Which diet is the most effective for weight loss?
This could be a historic day in Sweden. Today it became official. After over two years of work, a Swedish expert committee published their expert inquiry (Google translated from Swedish).
This report from SBU (Swedish Council on Health Technology Assessment) is likely to be the basis for future dietary guidelines for obesity treatment within the Swedish health care system.
According to SBU, the only clear difference among different dietary recommendations is seen during the first six months. Here a low-carbohydrate diet, such as LCHF, is clearly more effective than today’s conventional advice.
From fad diet to best in test.
Here are some more highlights from the report:
In addition, health markers will improve on a low-carbohydrate diet, according to SBU. You’ll get:
…a greater increase in HDL cholesterol (“the good cholesterol”) without having any adverse affects on LDL cholesterol (“the bad cholesterol”). This applies to both the moderate low-carbohydrate intake of less than 40 percent of the total energy intake, as well as to the stricter low-carbohydrate diet, where carbohydrate intake is less than 20 percent of the total energy intake. In addition, the stricter low-carbohydrate diet will lead to improved glucose levels for individuals with obesity and diabetes, and to marginally decreased levels of triglycerides.

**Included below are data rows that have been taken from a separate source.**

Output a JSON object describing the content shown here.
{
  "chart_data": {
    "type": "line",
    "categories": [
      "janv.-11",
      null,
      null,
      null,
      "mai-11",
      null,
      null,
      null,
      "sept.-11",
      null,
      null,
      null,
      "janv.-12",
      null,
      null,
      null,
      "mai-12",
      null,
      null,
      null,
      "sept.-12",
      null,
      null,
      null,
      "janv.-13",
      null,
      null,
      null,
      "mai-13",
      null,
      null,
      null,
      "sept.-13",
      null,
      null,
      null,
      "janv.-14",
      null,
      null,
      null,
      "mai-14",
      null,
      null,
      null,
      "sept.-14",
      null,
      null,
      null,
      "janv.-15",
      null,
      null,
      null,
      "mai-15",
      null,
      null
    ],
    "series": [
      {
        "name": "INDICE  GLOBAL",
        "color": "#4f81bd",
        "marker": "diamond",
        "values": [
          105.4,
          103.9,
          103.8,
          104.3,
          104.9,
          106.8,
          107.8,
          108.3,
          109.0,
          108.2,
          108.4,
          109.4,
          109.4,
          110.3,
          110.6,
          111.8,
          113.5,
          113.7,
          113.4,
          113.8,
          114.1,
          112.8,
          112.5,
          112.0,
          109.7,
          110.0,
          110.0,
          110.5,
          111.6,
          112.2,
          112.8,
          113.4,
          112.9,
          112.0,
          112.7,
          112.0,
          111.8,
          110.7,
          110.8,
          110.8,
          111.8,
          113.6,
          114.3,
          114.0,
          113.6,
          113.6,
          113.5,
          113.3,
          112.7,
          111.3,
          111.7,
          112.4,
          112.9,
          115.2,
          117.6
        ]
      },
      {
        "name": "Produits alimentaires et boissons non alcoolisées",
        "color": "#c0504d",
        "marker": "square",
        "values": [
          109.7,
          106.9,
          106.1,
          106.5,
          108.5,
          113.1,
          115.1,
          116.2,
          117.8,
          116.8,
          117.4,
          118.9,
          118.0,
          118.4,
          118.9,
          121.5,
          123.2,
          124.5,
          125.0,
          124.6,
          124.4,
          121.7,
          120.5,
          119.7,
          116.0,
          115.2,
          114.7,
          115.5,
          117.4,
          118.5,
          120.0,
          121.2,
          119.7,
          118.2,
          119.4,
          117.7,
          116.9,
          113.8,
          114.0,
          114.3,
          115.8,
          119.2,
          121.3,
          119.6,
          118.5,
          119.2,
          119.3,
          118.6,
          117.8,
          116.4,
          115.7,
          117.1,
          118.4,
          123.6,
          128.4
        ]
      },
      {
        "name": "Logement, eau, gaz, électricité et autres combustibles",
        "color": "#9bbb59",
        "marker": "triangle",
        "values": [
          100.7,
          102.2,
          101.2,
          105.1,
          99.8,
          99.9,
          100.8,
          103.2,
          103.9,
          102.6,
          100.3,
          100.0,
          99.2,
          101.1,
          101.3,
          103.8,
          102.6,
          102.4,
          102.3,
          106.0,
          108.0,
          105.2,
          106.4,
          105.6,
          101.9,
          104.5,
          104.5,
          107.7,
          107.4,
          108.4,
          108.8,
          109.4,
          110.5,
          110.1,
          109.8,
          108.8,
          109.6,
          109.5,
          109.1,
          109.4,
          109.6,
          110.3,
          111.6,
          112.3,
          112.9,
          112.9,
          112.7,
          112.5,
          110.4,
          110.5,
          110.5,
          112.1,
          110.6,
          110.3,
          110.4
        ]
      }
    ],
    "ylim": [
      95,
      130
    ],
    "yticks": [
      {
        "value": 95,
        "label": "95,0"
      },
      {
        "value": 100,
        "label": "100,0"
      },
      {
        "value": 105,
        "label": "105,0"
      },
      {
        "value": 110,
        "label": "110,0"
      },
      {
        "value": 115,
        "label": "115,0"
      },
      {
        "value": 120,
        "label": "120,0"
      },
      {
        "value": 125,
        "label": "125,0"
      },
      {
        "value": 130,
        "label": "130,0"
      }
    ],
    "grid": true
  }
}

So, all important health markers improved or unchanged on a stricter low-carbohydrate diet. Just like an international review of all research in the area showed last year:
Long term, studies show no statistically significant differences among different diets, and the differences decrease with time. The SBU suggests that this is because of decreasing compliance with time. People simply tend to fall back to old habits.
The more studies we add, the better we can see the clear advantage of low-carbohydrate diets. Unfortunately SBU has excluded all studies examining both obese and overweight people. If you include studies on weight loss where overweight people are included – to get a greater scientific basis – a clear advantage for the low-carbohydrate diet was seen even after a year:
A well-designed study, which for the same reason as above, was dropped from the SBU report’s analysis, still showed a persistent advantage for the LCHF-like diet (Atkins) after two years, despite the difficulty with such long-term diet studies.
SBU also kills the idea that exercise plays an important roll in weight loss. Exercise may be very good for health, but:
Systematic reviews of the literature show that the addition of physical activity to a dietary intervention for individuals with obesity have, if any, a marginal effect on weight loss at the group level.
Warnings Against LCHF Dismissed
There’s a great lack of knowledge today on what dietary guidelines are best for long-term health. We simply don’t know.